Tags : Maroc, misère, pauvreté, inégalité, 

: Quand un plein de voiture peut nourrir un africain pendant un an : L’anomie du monde.

« Contrôlez le pétrole et vous contrôlerez les nations, contrôlez la nourriture et vous contrôlerez la population. » Henry Kissinger

Ces mots de Kissinger cités par le professeur Michel Chossudovsky résument mieux que mille discours l’état des lieux du monde. En effet, cette devise est mise en oeuvre d’une façon magistrale. En effet, le pétrole est sous contrôle et on dit souvent suivez les routes du pétrole pour voir où sont implantées les bases américaines. De plus, à travers la nourriture, on peut tenir en apnée des peuples entiers et les faire basculer, à volonté, dans la famine par bioéthanol interposé. « Qu’en est-il de la récurrence des famines dans l’histoire ? La pénurie alimentaire se fit sentir dès le printemps. En chaque pays le prix du blé enfla : en France, l’hectolitre qui valait 17,15 francs monta à 39,75 francs et même à 43 francs à la fin de l’année… La crise des subsistances se traduisit aussitôt par des désordres populaires… » L’historien Charles Pouthas décrivait la situation agricole européenne entre 1847 et 1848. Parti d’Italie, le vent de révolte gagnait la France puis Vienne, tout l’Empire austro-hongrois et bientôt les Etats allemands et même la Suisse. Phillippe Chalmin fait l’analogie avec le Printemps arabe. En Tunisie, en Egypte, ils vivent la même exaltation. Une situation très difficile, le prix du pain est d’autant plus douloureusement ressenti que le travail manque : plus de la moitié des ouvriers parisiens sont au chômage. (1)

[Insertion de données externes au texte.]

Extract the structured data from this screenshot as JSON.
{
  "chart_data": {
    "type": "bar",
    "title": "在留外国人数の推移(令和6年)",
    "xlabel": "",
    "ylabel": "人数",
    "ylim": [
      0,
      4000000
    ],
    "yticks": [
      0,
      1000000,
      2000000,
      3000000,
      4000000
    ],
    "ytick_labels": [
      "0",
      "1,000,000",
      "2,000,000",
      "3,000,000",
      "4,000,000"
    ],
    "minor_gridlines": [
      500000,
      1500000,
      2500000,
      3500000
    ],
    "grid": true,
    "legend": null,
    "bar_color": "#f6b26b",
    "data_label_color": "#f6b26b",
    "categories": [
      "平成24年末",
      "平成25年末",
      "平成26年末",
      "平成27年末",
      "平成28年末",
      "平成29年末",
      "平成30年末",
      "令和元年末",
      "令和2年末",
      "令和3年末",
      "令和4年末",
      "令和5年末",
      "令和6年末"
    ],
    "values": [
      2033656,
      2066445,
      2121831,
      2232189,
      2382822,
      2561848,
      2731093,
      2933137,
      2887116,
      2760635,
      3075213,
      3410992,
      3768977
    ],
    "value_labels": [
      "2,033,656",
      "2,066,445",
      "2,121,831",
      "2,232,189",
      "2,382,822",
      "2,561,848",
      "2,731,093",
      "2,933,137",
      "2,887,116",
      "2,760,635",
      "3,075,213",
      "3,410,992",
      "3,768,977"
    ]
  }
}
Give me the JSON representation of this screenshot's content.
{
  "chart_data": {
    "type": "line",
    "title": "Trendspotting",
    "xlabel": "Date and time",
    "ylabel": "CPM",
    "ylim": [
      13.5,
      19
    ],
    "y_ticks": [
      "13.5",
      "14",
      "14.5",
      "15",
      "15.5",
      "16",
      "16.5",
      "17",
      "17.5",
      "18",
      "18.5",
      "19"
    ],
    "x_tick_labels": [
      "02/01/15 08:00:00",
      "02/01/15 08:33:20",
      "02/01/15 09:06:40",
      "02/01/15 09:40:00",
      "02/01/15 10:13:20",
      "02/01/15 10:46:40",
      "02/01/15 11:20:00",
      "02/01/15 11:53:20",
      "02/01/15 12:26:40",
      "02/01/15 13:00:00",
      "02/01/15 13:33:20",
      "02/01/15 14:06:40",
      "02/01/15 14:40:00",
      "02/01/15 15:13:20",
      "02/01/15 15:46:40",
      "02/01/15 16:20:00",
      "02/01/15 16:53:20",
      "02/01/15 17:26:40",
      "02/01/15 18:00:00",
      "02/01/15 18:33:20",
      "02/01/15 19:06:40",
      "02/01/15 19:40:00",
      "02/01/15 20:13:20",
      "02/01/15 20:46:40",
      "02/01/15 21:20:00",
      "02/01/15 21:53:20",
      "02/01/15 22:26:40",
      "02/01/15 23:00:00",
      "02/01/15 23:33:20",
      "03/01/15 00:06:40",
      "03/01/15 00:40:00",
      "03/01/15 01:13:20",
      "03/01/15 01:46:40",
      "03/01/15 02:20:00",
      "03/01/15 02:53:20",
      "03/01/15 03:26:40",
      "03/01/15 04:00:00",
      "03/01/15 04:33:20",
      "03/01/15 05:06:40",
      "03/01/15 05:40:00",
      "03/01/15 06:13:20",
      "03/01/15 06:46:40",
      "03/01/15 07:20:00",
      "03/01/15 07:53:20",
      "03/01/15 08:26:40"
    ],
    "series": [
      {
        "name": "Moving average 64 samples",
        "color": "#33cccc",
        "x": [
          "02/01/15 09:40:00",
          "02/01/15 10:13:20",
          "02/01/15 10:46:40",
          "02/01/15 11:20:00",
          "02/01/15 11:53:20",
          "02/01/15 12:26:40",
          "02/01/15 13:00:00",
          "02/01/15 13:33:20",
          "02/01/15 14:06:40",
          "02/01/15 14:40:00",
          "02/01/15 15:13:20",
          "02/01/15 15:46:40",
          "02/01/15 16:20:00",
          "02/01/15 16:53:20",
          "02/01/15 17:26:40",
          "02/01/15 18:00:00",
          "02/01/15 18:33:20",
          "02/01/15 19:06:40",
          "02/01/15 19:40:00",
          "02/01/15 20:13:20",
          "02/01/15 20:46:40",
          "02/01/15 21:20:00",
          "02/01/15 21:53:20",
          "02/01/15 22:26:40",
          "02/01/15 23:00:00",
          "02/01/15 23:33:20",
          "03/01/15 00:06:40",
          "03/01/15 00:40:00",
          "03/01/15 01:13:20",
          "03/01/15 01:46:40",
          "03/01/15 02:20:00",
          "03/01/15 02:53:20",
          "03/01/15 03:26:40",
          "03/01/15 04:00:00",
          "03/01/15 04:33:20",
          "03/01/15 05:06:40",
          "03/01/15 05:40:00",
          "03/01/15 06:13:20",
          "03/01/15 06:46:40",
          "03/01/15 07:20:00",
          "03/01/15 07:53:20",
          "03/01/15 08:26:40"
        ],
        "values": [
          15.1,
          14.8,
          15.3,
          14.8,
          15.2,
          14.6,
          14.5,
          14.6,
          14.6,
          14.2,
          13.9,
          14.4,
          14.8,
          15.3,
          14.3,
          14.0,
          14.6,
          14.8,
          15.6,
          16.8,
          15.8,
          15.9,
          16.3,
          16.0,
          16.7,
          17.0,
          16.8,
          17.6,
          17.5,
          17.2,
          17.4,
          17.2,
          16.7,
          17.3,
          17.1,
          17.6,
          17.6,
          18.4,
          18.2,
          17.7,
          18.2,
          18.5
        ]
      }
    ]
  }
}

Pour l’histoire, l’Algérie connut aussi plusieurs famines, celle de 1868 fut particulièrement atroce, la population algérienne, d’environ 3 millions à la veille de 1830, était tombée à 2,2 millions en 1872, du fait des morts de la conquête que Jacques Frémeaux a évalué à environ 400.000, et des victimes de l’épouvantable famine de 1867-1868 qui fut peut-être bien à elle seule aussi meurtrière. Se produisit ensuite ce que les Québécois appellent une « revanche des berceaux ». (2)

Les causes des famines

Les émeutes de la faim se rappellent d’une façon récurrente à notre bon souvenir les pays du Sud dépendant pour leur survie d’un Nord opulent qui, à bien des égards, est responsable de ces malheurs. Certes, le Nord jette des miettes sous forme d’APD qui, malheureusement, demeure sans lendemain. Si on ajoute à cela l’hypocrisie des promesses du Millénaire (réduire de moitié la faim d’ici 2015) , nous avons un tableau complet de la mise en scène des pays industrialisés qui laissent en 2011 sur le bord de la route un milliard de personnes menacées par la faim. Pour éradiquer ce fléau, il suffirait de seulement 30 milliards de dollars par an. En comparaison, le budget militaire de base du Pentagone est de 533,7 milliards de dollars pour l’exercice 2010. Washington prévoit de vendre pour 46,1 milliards d’équipements et de services militaires soit près de 50% de plus qu’en 2010. Par ailleurs, les institutions financières américaines ont distribué, pour l’année 2010, 144 milliards de dollars en seuls bonus, primes et stock-options à leurs dirigeants.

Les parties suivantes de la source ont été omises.